Rabiler, grup halinde edilen duanın, tek başına edilenden çok daha etkin olduğundan emindi. Gerçekten de en kutsal dualardan bazıları, ancak minyan (Yahudi Kanunu uyarınca bir cemaat oluşturmak için gereken asgari (on kişi) sayı varsa okunabilir. Rabiler grup deneyiminin, daha ruhani bir ortam yarattığını açıklar.
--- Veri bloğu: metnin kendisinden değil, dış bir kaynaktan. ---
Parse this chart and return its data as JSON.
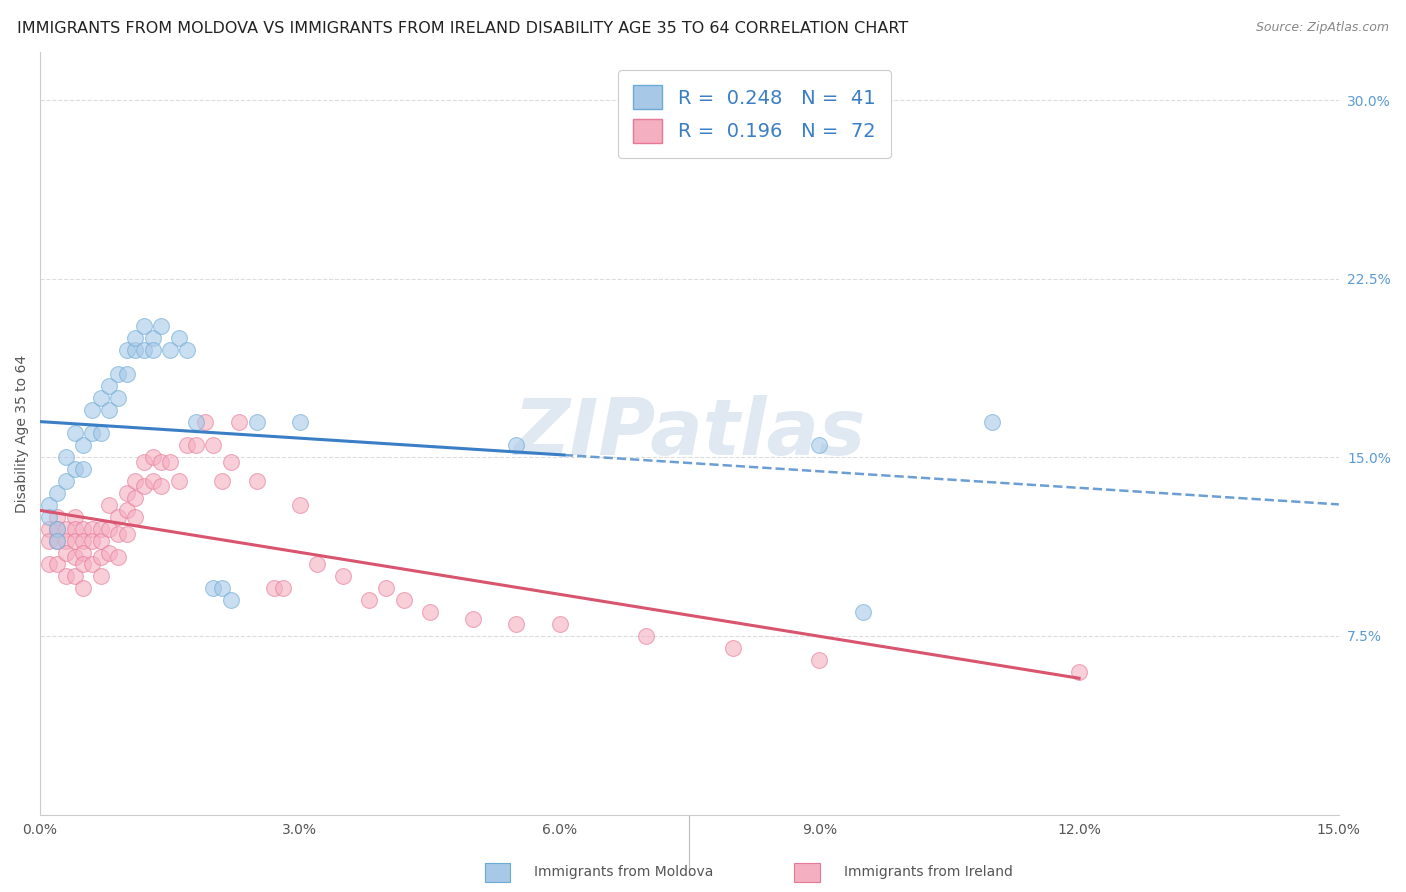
{
  "title": "IMMIGRANTS FROM MOLDOVA VS IMMIGRANTS FROM IRELAND DISABILITY AGE 35 TO 64 CORRELATION CHART",
  "source": "Source: ZipAtlas.com",
  "ylabel": "Disability Age 35 to 64",
  "xlim": [
    0.0,
    0.15
  ],
  "ylim": [
    0.0,
    0.32
  ],
  "xticks": [
    0.0,
    0.03,
    0.06,
    0.09,
    0.12,
    0.15
  ],
  "xtick_labels": [
    "0.0%",
    "3.0%",
    "6.0%",
    "9.0%",
    "12.0%",
    "15.0%"
  ],
  "yticks": [
    0.0,
    0.075,
    0.15,
    0.225,
    0.3
  ],
  "ytick_labels": [
    "",
    "7.5%",
    "15.0%",
    "22.5%",
    "30.0%"
  ],
  "moldova_color": "#a8c8e8",
  "ireland_color": "#f4afc0",
  "moldova_edge": "#6aaad4",
  "ireland_edge": "#e87898",
  "trend_moldova_color": "#3a7ec6",
  "trend_ireland_color": "#d9546e",
  "moldova_R": 0.248,
  "moldova_N": 41,
  "ireland_R": 0.196,
  "ireland_N": 72,
  "moldova_x": [
    0.001,
    0.001,
    0.002,
    0.002,
    0.002,
    0.003,
    0.003,
    0.004,
    0.004,
    0.005,
    0.005,
    0.006,
    0.006,
    0.007,
    0.007,
    0.008,
    0.008,
    0.009,
    0.009,
    0.01,
    0.01,
    0.011,
    0.011,
    0.012,
    0.012,
    0.013,
    0.013,
    0.014,
    0.015,
    0.016,
    0.017,
    0.018,
    0.02,
    0.021,
    0.022,
    0.025,
    0.03,
    0.055,
    0.09,
    0.095,
    0.11
  ],
  "moldova_y": [
    0.13,
    0.125,
    0.135,
    0.12,
    0.115,
    0.15,
    0.14,
    0.145,
    0.16,
    0.155,
    0.145,
    0.16,
    0.17,
    0.16,
    0.175,
    0.17,
    0.18,
    0.175,
    0.185,
    0.185,
    0.195,
    0.195,
    0.2,
    0.195,
    0.205,
    0.2,
    0.195,
    0.205,
    0.195,
    0.2,
    0.195,
    0.165,
    0.095,
    0.095,
    0.09,
    0.165,
    0.165,
    0.155,
    0.155,
    0.085,
    0.165
  ],
  "ireland_x": [
    0.001,
    0.001,
    0.001,
    0.002,
    0.002,
    0.002,
    0.002,
    0.003,
    0.003,
    0.003,
    0.003,
    0.004,
    0.004,
    0.004,
    0.004,
    0.004,
    0.005,
    0.005,
    0.005,
    0.005,
    0.005,
    0.006,
    0.006,
    0.006,
    0.007,
    0.007,
    0.007,
    0.007,
    0.008,
    0.008,
    0.008,
    0.009,
    0.009,
    0.009,
    0.01,
    0.01,
    0.01,
    0.011,
    0.011,
    0.011,
    0.012,
    0.012,
    0.013,
    0.013,
    0.014,
    0.014,
    0.015,
    0.016,
    0.017,
    0.018,
    0.019,
    0.02,
    0.021,
    0.022,
    0.023,
    0.025,
    0.027,
    0.028,
    0.03,
    0.032,
    0.035,
    0.038,
    0.04,
    0.042,
    0.045,
    0.05,
    0.055,
    0.06,
    0.07,
    0.08,
    0.09,
    0.12
  ],
  "ireland_y": [
    0.12,
    0.115,
    0.105,
    0.125,
    0.12,
    0.115,
    0.105,
    0.12,
    0.115,
    0.11,
    0.1,
    0.125,
    0.12,
    0.115,
    0.108,
    0.1,
    0.12,
    0.115,
    0.11,
    0.105,
    0.095,
    0.12,
    0.115,
    0.105,
    0.12,
    0.115,
    0.108,
    0.1,
    0.13,
    0.12,
    0.11,
    0.125,
    0.118,
    0.108,
    0.135,
    0.128,
    0.118,
    0.14,
    0.133,
    0.125,
    0.148,
    0.138,
    0.15,
    0.14,
    0.148,
    0.138,
    0.148,
    0.14,
    0.155,
    0.155,
    0.165,
    0.155,
    0.14,
    0.148,
    0.165,
    0.14,
    0.095,
    0.095,
    0.13,
    0.105,
    0.1,
    0.09,
    0.095,
    0.09,
    0.085,
    0.082,
    0.08,
    0.08,
    0.075,
    0.07,
    0.065,
    0.06
  ],
  "background_color": "#ffffff",
  "grid_color": "#dddddd",
  "marker_size": 130,
  "marker_alpha": 0.6,
  "title_fontsize": 11.5,
  "axis_label_fontsize": 10,
  "tick_fontsize": 10,
  "legend_fontsize": 14,
  "source_fontsize": 9,
  "watermark": "ZIPatlas"
}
Topluluk halinde dualar, özel olanlardan daha az bencilcedir. Bir cemaatin üyesi olarak Tanrı’dan sadece kendimiz için değil, bütün cemaat için yardım isteriz. Başka insanların acılarını hissederiz, ıstırabımızda tek başımıza olmadığımızı biliriz, kendi küçük kaygılarımızdan sıyrılır daha geniş bir bakış açısı elde ederiz. Yahudi duaları “ben” değil, her zaman “biz” der. Hiçbir zaman bana uzun ömür, sağlık ve kuvvet ver demeyiz. Her zaman bize deriz.

Bu yüzden dua evi olarak sinagoga ihtiyacımız var. Tek başımıza dua ne o kadar iyi, ne de o kadar etkindir.

Öğrenim Evi

Sinagog yüzyıllar boyunca, Yahudilerin sadece dua etmek için değil, öğrenim yapmak için de gittiği bir yer oldu. Tora Öğrenimi, Tanrı’nın insanlara konuşmasıdır. Tanrı’nın dualarımızı duymasını istiyorsak, O’nun bizden ne istediğini dikkatle dinlemeliyiz.

Semboller

Evin olduğu gibi, sinagogun da kendine has sembolleri vardır.

Tora ruloları “Aron Akodeş” adı verilen dolapta saklanır.

Aron Akodeş, Bet-Amikdaş’da On Emir’i içinde barındıran Ahit Sandığı’nın simgesidir.

Sinagoga neredeyse Bet-Amikdaş kadar önem verildiğinden sinagogda yemek, içmek, konuşmak, uyumak, sinagoga kötü hava şartlarından korunmak ya da birinden kaçmak için girmek, sinagogdan koşarak çıkmak uygunsuz olur.